Last updated Nov 29, 2025
Prediction
Friedberg
marketseconomy
If by 48–72 hours after the end of the March 11–12, 2023 weekend all SVB depositors do not have 100% of their deposits made available in cash, there will be a serious crisis characterized by a massive run away from institutions that hold anything other than fully liquid cash.
every depositor needs to get paid 100% of their money, and that cash needs to be made available to them by early next week. And if that money is not available to them within the first 48 or 72 hours of the end of this weekend, then we are going to have a real crisis on our hands... that's going to cause a massive run.View on YouTube
Explanation

What was predicted

Friedberg’s claim was explicitly conditional:

If by ~48–72 hours after the end of the March 11–12, 2023 weekend all SVB depositors do not have 100% of their deposits available in cash, then there will be a “real crisis” with a massive run from institutions that don’t offer fully liquid cash.

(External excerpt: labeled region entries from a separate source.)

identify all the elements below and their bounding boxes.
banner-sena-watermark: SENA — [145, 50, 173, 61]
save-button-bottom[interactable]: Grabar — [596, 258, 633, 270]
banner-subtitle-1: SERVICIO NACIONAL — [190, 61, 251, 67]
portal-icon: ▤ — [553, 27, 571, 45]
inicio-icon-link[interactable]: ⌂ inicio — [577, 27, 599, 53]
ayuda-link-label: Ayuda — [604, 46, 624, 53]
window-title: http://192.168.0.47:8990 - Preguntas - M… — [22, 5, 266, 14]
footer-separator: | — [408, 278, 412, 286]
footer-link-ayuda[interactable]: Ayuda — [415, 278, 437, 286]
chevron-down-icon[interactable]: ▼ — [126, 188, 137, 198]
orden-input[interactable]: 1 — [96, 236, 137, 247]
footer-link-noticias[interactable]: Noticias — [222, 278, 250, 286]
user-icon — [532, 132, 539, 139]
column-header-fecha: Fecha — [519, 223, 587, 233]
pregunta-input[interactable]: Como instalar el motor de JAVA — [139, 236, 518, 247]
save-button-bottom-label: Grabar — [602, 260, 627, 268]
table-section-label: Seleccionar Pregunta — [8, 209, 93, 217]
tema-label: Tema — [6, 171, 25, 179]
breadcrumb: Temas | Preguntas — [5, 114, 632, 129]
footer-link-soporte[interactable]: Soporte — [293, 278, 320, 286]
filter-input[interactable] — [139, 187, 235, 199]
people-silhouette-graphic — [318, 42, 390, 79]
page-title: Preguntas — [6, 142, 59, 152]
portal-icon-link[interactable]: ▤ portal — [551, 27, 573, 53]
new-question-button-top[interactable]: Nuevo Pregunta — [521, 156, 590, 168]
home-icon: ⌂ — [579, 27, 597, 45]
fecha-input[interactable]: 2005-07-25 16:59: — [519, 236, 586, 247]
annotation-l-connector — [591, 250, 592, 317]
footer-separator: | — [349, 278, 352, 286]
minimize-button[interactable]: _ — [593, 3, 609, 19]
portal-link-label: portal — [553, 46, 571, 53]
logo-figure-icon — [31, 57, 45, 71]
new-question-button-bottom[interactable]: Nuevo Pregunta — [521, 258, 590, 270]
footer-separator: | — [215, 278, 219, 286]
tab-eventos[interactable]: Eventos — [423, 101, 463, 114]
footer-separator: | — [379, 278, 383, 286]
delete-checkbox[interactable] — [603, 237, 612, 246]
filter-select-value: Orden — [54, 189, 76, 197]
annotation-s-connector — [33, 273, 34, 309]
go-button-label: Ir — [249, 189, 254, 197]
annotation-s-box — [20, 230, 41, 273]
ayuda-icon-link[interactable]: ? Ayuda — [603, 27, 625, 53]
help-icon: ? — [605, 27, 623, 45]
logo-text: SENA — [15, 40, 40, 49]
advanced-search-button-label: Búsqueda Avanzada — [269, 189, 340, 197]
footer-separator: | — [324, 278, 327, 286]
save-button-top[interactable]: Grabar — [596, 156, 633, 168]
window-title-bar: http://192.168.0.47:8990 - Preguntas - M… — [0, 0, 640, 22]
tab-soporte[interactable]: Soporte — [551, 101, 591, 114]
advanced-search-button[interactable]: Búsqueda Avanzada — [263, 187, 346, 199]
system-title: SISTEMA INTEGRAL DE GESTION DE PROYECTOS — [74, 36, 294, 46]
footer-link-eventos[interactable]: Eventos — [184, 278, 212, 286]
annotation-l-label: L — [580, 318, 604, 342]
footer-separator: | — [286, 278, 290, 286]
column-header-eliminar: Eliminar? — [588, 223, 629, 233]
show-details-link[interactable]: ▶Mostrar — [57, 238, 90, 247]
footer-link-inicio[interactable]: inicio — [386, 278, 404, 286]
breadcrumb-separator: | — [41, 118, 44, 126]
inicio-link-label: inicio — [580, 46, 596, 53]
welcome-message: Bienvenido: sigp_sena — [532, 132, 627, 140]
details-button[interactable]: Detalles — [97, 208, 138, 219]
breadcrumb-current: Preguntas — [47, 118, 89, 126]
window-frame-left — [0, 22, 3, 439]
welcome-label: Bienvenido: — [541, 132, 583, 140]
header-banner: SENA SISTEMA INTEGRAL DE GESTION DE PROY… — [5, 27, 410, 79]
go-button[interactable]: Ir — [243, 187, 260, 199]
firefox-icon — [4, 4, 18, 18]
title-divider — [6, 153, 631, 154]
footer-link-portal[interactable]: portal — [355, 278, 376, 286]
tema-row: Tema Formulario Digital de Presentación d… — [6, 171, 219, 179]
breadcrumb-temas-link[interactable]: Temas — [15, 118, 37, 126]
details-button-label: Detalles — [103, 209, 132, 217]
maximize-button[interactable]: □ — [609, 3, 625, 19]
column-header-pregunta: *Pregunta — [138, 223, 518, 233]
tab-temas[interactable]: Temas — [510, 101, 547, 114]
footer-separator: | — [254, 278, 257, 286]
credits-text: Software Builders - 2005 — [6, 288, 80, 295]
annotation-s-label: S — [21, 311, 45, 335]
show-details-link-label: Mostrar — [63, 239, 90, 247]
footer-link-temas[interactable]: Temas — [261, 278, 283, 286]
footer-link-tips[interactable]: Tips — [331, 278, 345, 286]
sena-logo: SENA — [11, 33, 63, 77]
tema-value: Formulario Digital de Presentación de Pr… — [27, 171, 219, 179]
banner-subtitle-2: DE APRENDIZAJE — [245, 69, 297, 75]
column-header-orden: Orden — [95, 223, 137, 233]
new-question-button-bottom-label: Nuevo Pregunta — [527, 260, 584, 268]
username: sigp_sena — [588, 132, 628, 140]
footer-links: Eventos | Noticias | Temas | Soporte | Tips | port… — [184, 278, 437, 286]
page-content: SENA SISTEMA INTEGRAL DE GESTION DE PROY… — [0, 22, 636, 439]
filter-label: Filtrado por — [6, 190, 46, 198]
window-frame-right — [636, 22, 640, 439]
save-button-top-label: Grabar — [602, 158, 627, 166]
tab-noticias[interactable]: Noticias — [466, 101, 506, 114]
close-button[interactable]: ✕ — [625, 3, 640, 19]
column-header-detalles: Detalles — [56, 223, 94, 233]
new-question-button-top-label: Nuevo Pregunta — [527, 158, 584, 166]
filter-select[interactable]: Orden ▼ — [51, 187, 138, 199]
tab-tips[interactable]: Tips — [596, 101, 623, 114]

So the prediction only applies in a world where SVB depositors are not fully and quickly made whole.

What actually happened

On Sunday, March 12, 2023, U.S. regulators (Treasury, Federal Reserve, FDIC) invoked the systemic risk exception and announced that all Silicon Valley Bank and Signature Bank depositors, insured and uninsured, would be fully protected and would have access to all their money starting Monday, March 13, 2023. (fdic.gov) SVB deposits (insured and uninsured) were transferred into a bridge bank and made available, with the cost of covering uninsured deposits to be recouped via special assessments on banks. (sec.gov)

Because of that intervention, the antecedent condition of the prediction (“if depositors don’t get 100% within 48–72 hours”) never occurred. In reality, regulators acted specifically to prevent the kind of broad bank run Friedberg was warning about; Fed and FDIC officials later described the measures as aimed at calming uninsured depositors and limiting contagion. (fdic.gov)

Why the outcome is ambiguous

  • The prediction is a counterfactual causal claim: it asserts what would have happened under a scenario that did not materialize.
  • Since depositors did receive full protection very quickly, the scenario “no full access within 48–72 hours” was never tested in the real world; we cannot directly observe whether there would have been the “massive run” he described.
  • We can see that regulators took his scenario seriously enough to act pre‑emptively, but that does not prove the magnitude of the hypothetical run, only that authorities perceived substantial risk.

Because the required condition for the prediction to be evaluated never occurred, its truth or falsity cannot be established from observed outcomes.

Conclusion

The correct classification is "ambiguous": there has been more than enough time, but the prediction concerns a counterfactual world (no quick, full guarantee of deposits), so we cannot determine from actual events whether his stated consequence (“massive run”) would indeed have followed.